What could I answer to that?

“And so it is over at last,” she murmured, more to herself than to me. “Very nearly over. The distress and the doubt, the terror and the pain. I brought it all on; you know that, Johnny Ludlow. I feel sure now that she has pardoned me. I humbly hope that God has.”

She caught up her breath with a long-drawn sigh.

“And you will give my dear love to all the old friends in England, Johnny, beginning with Mr. Featherston; he has been very kind to me; you will see them again, but I shall not. Not in this life. But we shall be together in the Life which has no ending.”

At twelve o’clock that night Nancy Fennel died. At least, it was as near twelve as could be told. Just after that hour Flore went into the room, preparatory to sitting up with her, and found her dead—just expired, apparently—with a sweet smile on her face, and one hand stretched out as if in greeting. Perhaps Lavinia had come to greet her.

We followed her to the grave on Saturday. Captain Fennel walked next the coffin—and I wondered how he liked it. I was close behind him with Monsieur Carimon. Charley Palliser came next with little Monsieur le Docteur Dupuis and Monsieur Gustave Sauvage. And we left Nancy in the cemetery, side by side with her sister.

Captain Edwin Fennel disappeared. On the Sunday, when we English were looking for him in church, he did not come—his grief not allowing him, said some of the ladies. But an English clerk in the broker’s office, hearing this, told another tale. Fennel had gone off by the boat which left the port for London the previous night at midnight.

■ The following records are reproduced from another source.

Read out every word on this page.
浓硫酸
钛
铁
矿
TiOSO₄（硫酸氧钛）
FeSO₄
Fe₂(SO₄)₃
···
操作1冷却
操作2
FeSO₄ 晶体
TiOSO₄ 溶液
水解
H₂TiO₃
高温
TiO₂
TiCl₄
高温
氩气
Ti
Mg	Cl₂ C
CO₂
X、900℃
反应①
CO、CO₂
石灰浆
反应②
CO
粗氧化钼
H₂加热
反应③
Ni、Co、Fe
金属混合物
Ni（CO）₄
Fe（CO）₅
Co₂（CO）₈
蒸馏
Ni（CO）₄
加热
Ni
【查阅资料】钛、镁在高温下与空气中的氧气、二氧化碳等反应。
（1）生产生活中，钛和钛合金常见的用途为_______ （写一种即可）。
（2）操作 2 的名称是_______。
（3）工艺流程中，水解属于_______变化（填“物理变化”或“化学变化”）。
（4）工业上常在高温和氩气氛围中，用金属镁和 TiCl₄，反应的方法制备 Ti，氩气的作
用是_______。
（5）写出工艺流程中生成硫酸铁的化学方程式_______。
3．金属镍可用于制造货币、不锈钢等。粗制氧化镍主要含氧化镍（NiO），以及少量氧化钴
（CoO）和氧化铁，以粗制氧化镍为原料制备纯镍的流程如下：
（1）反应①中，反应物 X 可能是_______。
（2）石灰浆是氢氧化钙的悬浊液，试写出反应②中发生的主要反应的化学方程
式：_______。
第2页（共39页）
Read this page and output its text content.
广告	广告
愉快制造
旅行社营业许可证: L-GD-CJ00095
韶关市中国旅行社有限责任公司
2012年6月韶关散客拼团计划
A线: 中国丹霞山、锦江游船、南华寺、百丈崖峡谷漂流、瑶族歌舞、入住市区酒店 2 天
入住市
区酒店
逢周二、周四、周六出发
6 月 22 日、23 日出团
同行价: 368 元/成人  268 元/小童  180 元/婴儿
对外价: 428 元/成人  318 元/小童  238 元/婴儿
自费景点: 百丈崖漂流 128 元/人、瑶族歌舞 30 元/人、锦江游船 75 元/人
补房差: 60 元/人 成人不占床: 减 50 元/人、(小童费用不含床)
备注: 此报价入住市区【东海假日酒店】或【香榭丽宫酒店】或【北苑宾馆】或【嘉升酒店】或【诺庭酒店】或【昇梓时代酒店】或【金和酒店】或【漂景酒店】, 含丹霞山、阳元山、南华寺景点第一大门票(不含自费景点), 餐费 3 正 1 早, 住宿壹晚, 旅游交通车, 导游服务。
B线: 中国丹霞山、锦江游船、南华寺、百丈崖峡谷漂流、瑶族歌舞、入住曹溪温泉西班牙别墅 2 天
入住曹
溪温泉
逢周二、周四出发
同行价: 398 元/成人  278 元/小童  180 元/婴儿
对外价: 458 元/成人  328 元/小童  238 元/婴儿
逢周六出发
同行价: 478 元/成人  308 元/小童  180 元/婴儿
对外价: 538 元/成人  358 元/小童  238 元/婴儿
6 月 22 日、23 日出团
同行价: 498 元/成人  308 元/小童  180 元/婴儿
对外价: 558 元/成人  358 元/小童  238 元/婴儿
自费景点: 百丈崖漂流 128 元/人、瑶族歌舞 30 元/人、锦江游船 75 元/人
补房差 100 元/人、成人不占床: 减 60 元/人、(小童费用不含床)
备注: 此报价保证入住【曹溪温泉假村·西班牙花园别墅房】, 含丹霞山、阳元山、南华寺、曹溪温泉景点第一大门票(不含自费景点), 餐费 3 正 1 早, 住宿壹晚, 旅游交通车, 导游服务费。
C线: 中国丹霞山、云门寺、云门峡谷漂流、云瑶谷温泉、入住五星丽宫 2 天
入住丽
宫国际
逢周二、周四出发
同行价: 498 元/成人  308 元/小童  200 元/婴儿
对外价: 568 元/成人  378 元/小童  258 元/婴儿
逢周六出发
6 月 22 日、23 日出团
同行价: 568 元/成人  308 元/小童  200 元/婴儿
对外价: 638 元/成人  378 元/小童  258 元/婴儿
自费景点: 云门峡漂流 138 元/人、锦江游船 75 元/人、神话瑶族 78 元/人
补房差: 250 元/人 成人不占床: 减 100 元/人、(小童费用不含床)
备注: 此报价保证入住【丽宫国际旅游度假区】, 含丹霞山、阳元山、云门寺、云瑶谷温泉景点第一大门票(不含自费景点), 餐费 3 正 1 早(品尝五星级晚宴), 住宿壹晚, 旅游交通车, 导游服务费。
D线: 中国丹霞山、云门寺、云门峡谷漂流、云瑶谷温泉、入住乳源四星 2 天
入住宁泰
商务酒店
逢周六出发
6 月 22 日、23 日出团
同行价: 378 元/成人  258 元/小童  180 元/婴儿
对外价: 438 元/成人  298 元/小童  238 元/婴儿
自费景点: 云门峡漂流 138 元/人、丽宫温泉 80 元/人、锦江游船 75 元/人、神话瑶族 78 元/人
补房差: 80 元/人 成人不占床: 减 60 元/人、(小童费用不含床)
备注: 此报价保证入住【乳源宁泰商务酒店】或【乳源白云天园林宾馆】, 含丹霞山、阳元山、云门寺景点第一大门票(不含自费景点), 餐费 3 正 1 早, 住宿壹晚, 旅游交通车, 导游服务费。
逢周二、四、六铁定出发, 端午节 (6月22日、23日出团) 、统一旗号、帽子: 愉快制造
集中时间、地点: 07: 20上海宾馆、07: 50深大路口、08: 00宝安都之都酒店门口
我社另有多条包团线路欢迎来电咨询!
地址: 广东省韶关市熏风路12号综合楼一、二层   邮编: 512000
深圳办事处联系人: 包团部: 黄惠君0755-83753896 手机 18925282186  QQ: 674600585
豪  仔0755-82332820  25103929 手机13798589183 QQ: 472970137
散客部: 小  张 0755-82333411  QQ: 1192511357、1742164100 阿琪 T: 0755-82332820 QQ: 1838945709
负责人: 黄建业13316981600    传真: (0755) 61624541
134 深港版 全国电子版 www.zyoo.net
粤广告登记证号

And he did not come back again. He had left sundry debts behind him, including that owing to Madame Veuve Sauvage. Monsieur Carimon, later, undertook the payment of these at the request of Colonel Selby. It was understood that Captain Edwin Fennel had emigrated to South America. If he had any conscience at all, it was to be hoped he carried it with him. He did not carry the money. The poor little income which he had schemed for, and perhaps worse, went back to the Selbys.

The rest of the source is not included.